Comments From the Judges:
“Excellent reporting with focus on an important aspect of citations that affect schools and students. The newsy aspect here is students getting court citations for behaviors that might not warrant ANY court actions in any state schools. What’s going on? The inequity of this school justice system highlights injustices.”
“It is a great, deeply reported story that combined the best of the new journalism tools (data reporting) with the strongest storytelling best practices (interviews with real people and engaging story structure). This was not a new story but an in-depth look that should make anyone who has paid attention to the way penalties and punishments are directed at children (especially young women) even angrier than before.”
Dylan Peers McCoy, Lee V. Gaines, Eric Weddle, Nicole Cohen & Lauren Migaki
WFYI & NPR
Reporting on Special Education
- Families say school civil rights investigations have stalled after federal cuts
- ‘Why am I so bad?’ Indiana schools suspend tens of thousands of students with disabilities
Comments From the Judges:
“Impressive reporting, especially now after the Office for Civil Rights and the Department of Education has been decimated. Nice job showing how federal cuts have impacted the rights of students with disabilities.”

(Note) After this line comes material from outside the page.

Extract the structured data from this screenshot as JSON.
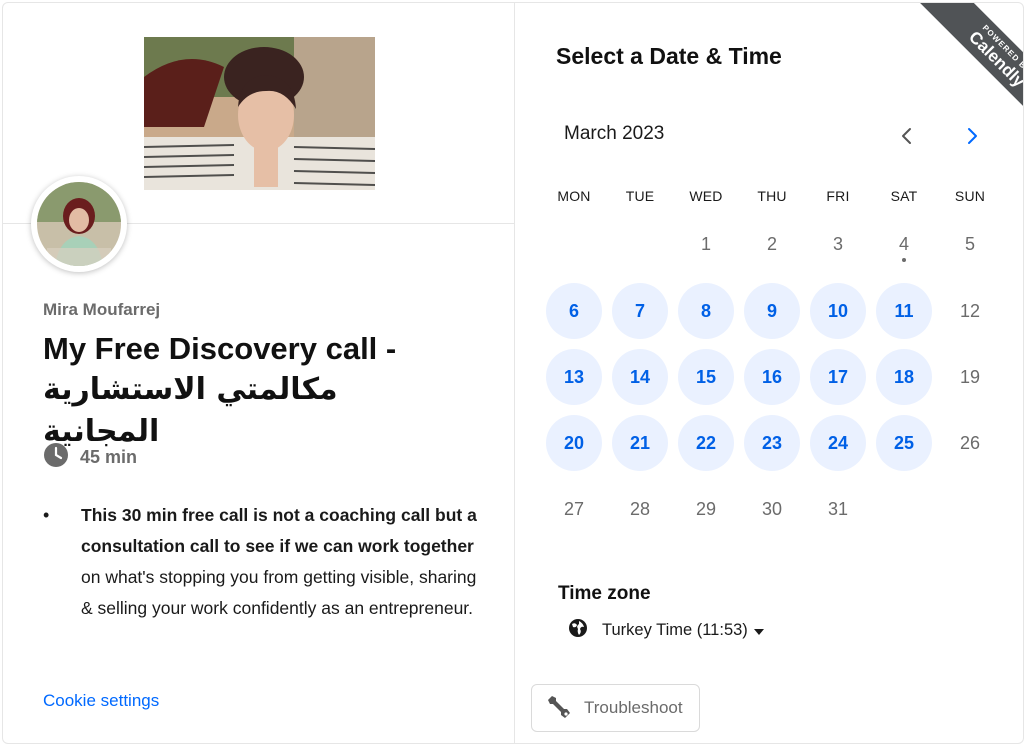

“Compelling, interesting and thorough. I appreciated that we heard from those impacted by the policy change but most importantly the architects behind the policy. I feel like I walked away with a full understanding of the issue, the players and the implications. Well done.”
Megan Pauly, Dean Mirshahi, Hannah Davis-Reid, Dawnthea Price Lisco, Sean McGoey, Meghin Moore, Whittney Evans, Shaban Athuman & Elliott Robinson
VPM
The Trump Effect on Higher Education in Virginia
- Federal funding freeze impacts Gilman scholarships in Virginia
- Federal judge orders reinstatement of funds for VCU teacher program
- VCU protest spotlights cancellation of student visas at Virginia colleges
- Trump administration restores Virginia student visa records
- Former VCU diversity staffers: ‘It’s hard to even process’
- VCU hires outside firm to oversee federal anti-DEI compliance
- UVA President Jim Ryan resigns under pressure from Trump DOJ
- VCU removes references to race from scholarship language
Comments From the Judges:
“Eight short news stories about how the government is forcing local schools to cut funding for scholarships and grants for DEI, closing DEI centers and shutting down DEI websites. Well reported and interesting to see what happens as time goes on with this story. They really stuck with this important story and I was interested until the end.”
“These kinds of pieces can require a discipline long-form sometimes allows a reporter to dodge, the necessity to pick just the most important part of the day’s news and explain it in a minute or less to someone on their way to work (who may not stay in the car to hear the end of that long-form piece). This entry shows a true commitment to public service when it comes to reporting on education.”